Posłanka chciała skontrolować działalność kopalni, zapowiedziała zgłoszenie sprawy do NIK i prokuratury

W środę (15 lutego) przed Bogdanką posłanka Koalicji Obywatelskiej Marta Wcisło zorganizowała konferencję prasową. Powodem miały być nieprawidłowości, do jakich według słów posłanki ma dochodzić w kopalni. Wcisło poinformowała, że chciała spotkać się z zarządem spółki, aby osobiście zapytać o aktualną sytuację w lubelskiej kopalni.

- Przygotowałam 18 pytań i chciałam się spotkać z zarządem Bogdanki, niestety nikt do mnie nie wyszedł - skomentowała. - Chciałam zapytać zarząd Bogdanki, dlaczego zataja i ukrywa przed akcjonariuszami i opinią publiczną fakt, że po raz kolejny doszło do zaciśnięcia ściany i przerwania filaru, co w konsekwencji doprowadziło do wdarcia się wody - mówiła. 
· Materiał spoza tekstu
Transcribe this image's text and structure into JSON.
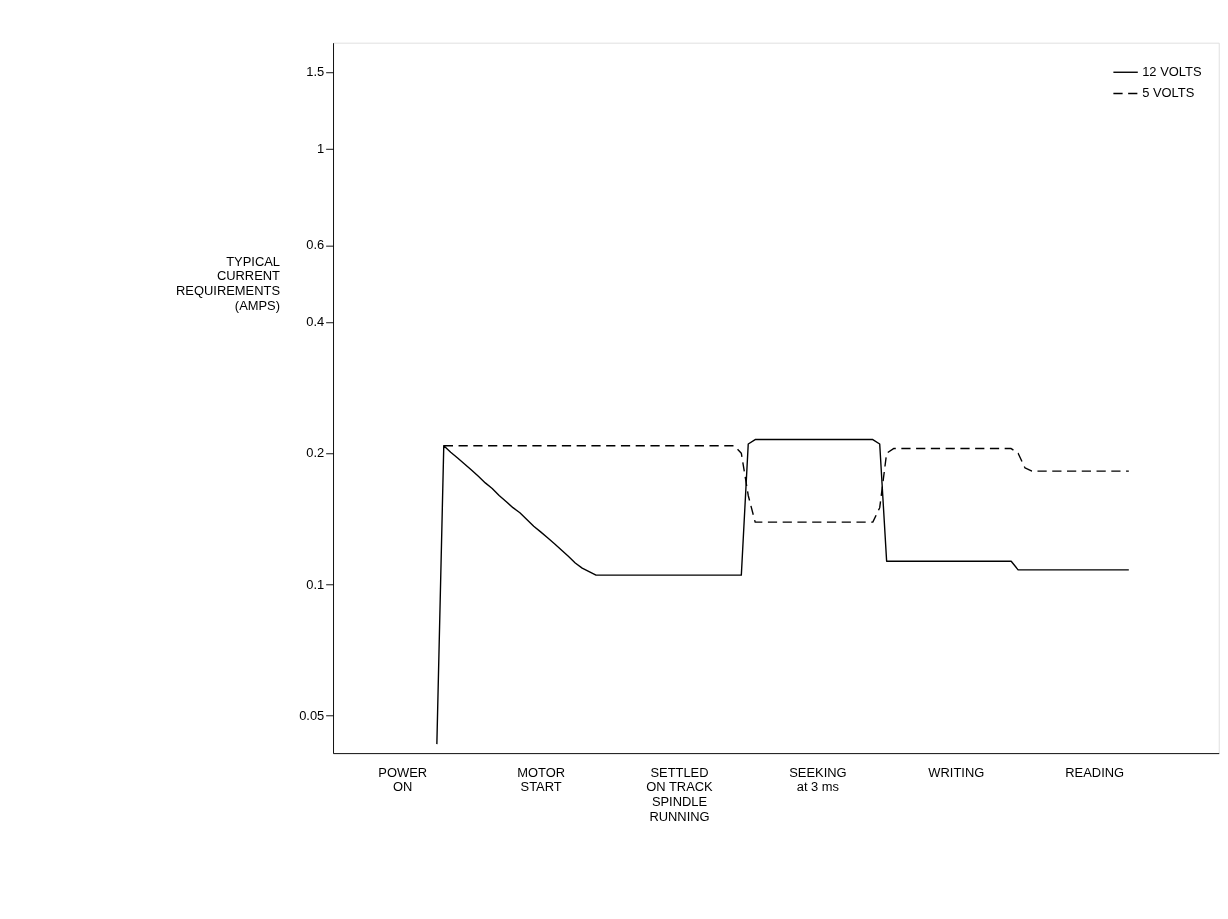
{
  "chart_data": {
    "type": "line",
    "ylabel": "TYPICAL\nCURRENT\nREQUIREMENTS\n(AMPS)",
    "log": "y",
    "ylim": [
      0.041,
      1.75
    ],
    "yticks": [
      0.05,
      0.1,
      0.2,
      0.4,
      0.6,
      1.0,
      1.5
    ],
    "categories": [
      null,
      null,
      null,
      null,
      null,
      null,
      null,
      null,
      null,
      null,
      "POWER\nON",
      null,
      null,
      null,
      null,
      null,
      null,
      null,
      null,
      null,
      null,
      null,
      null,
      null,
      null,
      null,
      null,
      null,
      null,
      null,
      "MOTOR\nSTART",
      null,
      null,
      null,
      null,
      null,
      null,
      null,
      null,
      null,
      null,
      null,
      null,
      null,
      null,
      null,
      null,
      null,
      null,
      null,
      "SETTLED\nON TRACK\nSPINDLE\nRUNNING",
      null,
      null,
      null,
      null,
      null,
      null,
      null,
      null,
      null,
      null,
      null,
      null,
      null,
      null,
      null,
      null,
      null,
      null,
      null,
      "SEEKING\nat 3 ms",
      null,
      null,
      null,
      null,
      null,
      null,
      null,
      null,
      null,
      null,
      null,
      null,
      null,
      null,
      null,
      null,
      null,
      null,
      null,
      "WRITING",
      null,
      null,
      null,
      null,
      null,
      null,
      null,
      null,
      null,
      null,
      null,
      null,
      null,
      null,
      null,
      null,
      null,
      null,
      null,
      "READING",
      null,
      null,
      null,
      null,
      null,
      null,
      null,
      null,
      null,
      null,
      null,
      null,
      null,
      null,
      null,
      null,
      null,
      null
    ],
    "grid": false,
    "legend": "top right",
    "marker": "none",
    "series": [
      {
        "name": "12 VOLTS",
        "color": "#000000",
        "line_style": "solid",
        "values": [
          null,
          null,
          null,
          null,
          null,
          null,
          null,
          null,
          null,
          null,
          null,
          null,
          null,
          null,
          null,
          0.043,
          0.208,
          0.201,
          0.195,
          0.189,
          0.183,
          0.177,
          0.171,
          0.166,
          0.16,
          0.155,
          0.15,
          0.146,
          0.141,
          0.136,
          0.132,
          0.128,
          0.124,
          0.12,
          0.116,
          0.112,
          0.109,
          0.107,
          0.105,
          0.105,
          0.105,
          0.105,
          0.105,
          0.105,
          0.105,
          0.105,
          0.105,
          0.105,
          0.105,
          0.105,
          0.105,
          0.105,
          0.105,
          0.105,
          0.105,
          0.105,
          0.105,
          0.105,
          0.105,
          0.105,
          0.21,
          0.215,
          0.215,
          0.215,
          0.215,
          0.215,
          0.215,
          0.215,
          0.215,
          0.215,
          0.215,
          0.215,
          0.215,
          0.215,
          0.215,
          0.215,
          0.215,
          0.215,
          0.215,
          0.21,
          0.113,
          0.113,
          0.113,
          0.113,
          0.113,
          0.113,
          0.113,
          0.113,
          0.113,
          0.113,
          0.113,
          0.113,
          0.113,
          0.113,
          0.113,
          0.113,
          0.113,
          0.113,
          0.113,
          0.108,
          0.108,
          0.108,
          0.108,
          0.108,
          0.108,
          0.108,
          0.108,
          0.108,
          0.108,
          0.108,
          0.108,
          0.108,
          0.108,
          0.108,
          0.108,
          0.108,
          null,
          null,
          null,
          null,
          null,
          null,
          null,
          null,
          null,
          null,
          null,
          null,
          null
        ]
      },
      {
        "name": "5 VOLTS",
        "color": "#000000",
        "line_style": "dashed",
        "values": [
          null,
          null,
          null,
          null,
          null,
          null,
          null,
          null,
          null,
          null,
          null,
          null,
          null,
          null,
          null,
          null,
          0.208,
          0.208,
          0.208,
          0.208,
          0.208,
          0.208,
          0.208,
          0.208,
          0.208,
          0.208,
          0.208,
          0.208,
          0.208,
          0.208,
          0.208,
          0.208,
          0.208,
          0.208,
          0.208,
          0.208,
          0.208,
          0.208,
          0.208,
          0.208,
          0.208,
          0.208,
          0.208,
          0.208,
          0.208,
          0.208,
          0.208,
          0.208,
          0.208,
          0.208,
          0.208,
          0.208,
          0.208,
          0.208,
          0.208,
          0.208,
          0.208,
          0.208,
          0.208,
          0.2,
          0.16,
          0.139,
          0.139,
          0.139,
          0.139,
          0.139,
          0.139,
          0.139,
          0.139,
          0.139,
          0.139,
          0.139,
          0.139,
          0.139,
          0.139,
          0.139,
          0.139,
          0.139,
          0.139,
          0.15,
          0.2,
          0.205,
          0.205,
          0.205,
          0.205,
          0.205,
          0.205,
          0.205,
          0.205,
          0.205,
          0.205,
          0.205,
          0.205,
          0.205,
          0.205,
          0.205,
          0.205,
          0.205,
          0.205,
          0.2,
          0.185,
          0.182,
          0.182,
          0.182,
          0.182,
          0.182,
          0.182,
          0.182,
          0.182,
          0.182,
          0.182,
          0.182,
          0.182,
          0.182,
          0.182,
          0.182,
          null,
          null,
          null,
          null,
          null,
          null,
          null,
          null,
          null,
          null,
          null,
          null,
          null
        ]
      }
    ]
  }
}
Przypomniała też, że 1 lutego chciała dokonać kontroli poselskiej w lubelskiej spółce i do dzisiaj nie otrzymała odpowiedzi na zadane wówczas pytania. Teraz też zarząd do niej nie wyszedł. To dlatego - jak poinformowała - postanowiła złożyć doniesienie do Najwyższej Izby Kontroli i prokuratury o uniemożliwianiu jej wykonywania zadań wynikających z Ustawy o wykonywaniu mandatu posła i senatora.

W czwartek w rozmowie z reporterem TVN24 posłanka Wcisło potwierdziła, że tego dnia złożyła zawiadomienie w tej sprawie w Prokuraturze Okręgowej w Lublinie.

Posłanka Marta Wcisło o awarii z kopalni Bogdanka w Lublinie
Posłanka Marta Wcisło o awarii z kopalni Bogdanka w LublinieTVN24

Prezes skomentował na Twitterze

Zarząd kopalni nie spotkał się w środę z posłanką. Prezes spółki Kasjan Wyligała odniósł się na Twitterze do wystąpienia posłanki. "Tak kończą się polityczne hucpy polityków Platformy Obywatelskiej. Górnicy po raz kolejny nie dadzą się nabrać na puste słowa i obietnice Platformy Obywatelskiej. Bogdanka to perła Lubelszczyzny, przekształcamy ją w silny koncern, który już teraz stanowi o bezpieczeństwie energetycznym Polski" - napisał.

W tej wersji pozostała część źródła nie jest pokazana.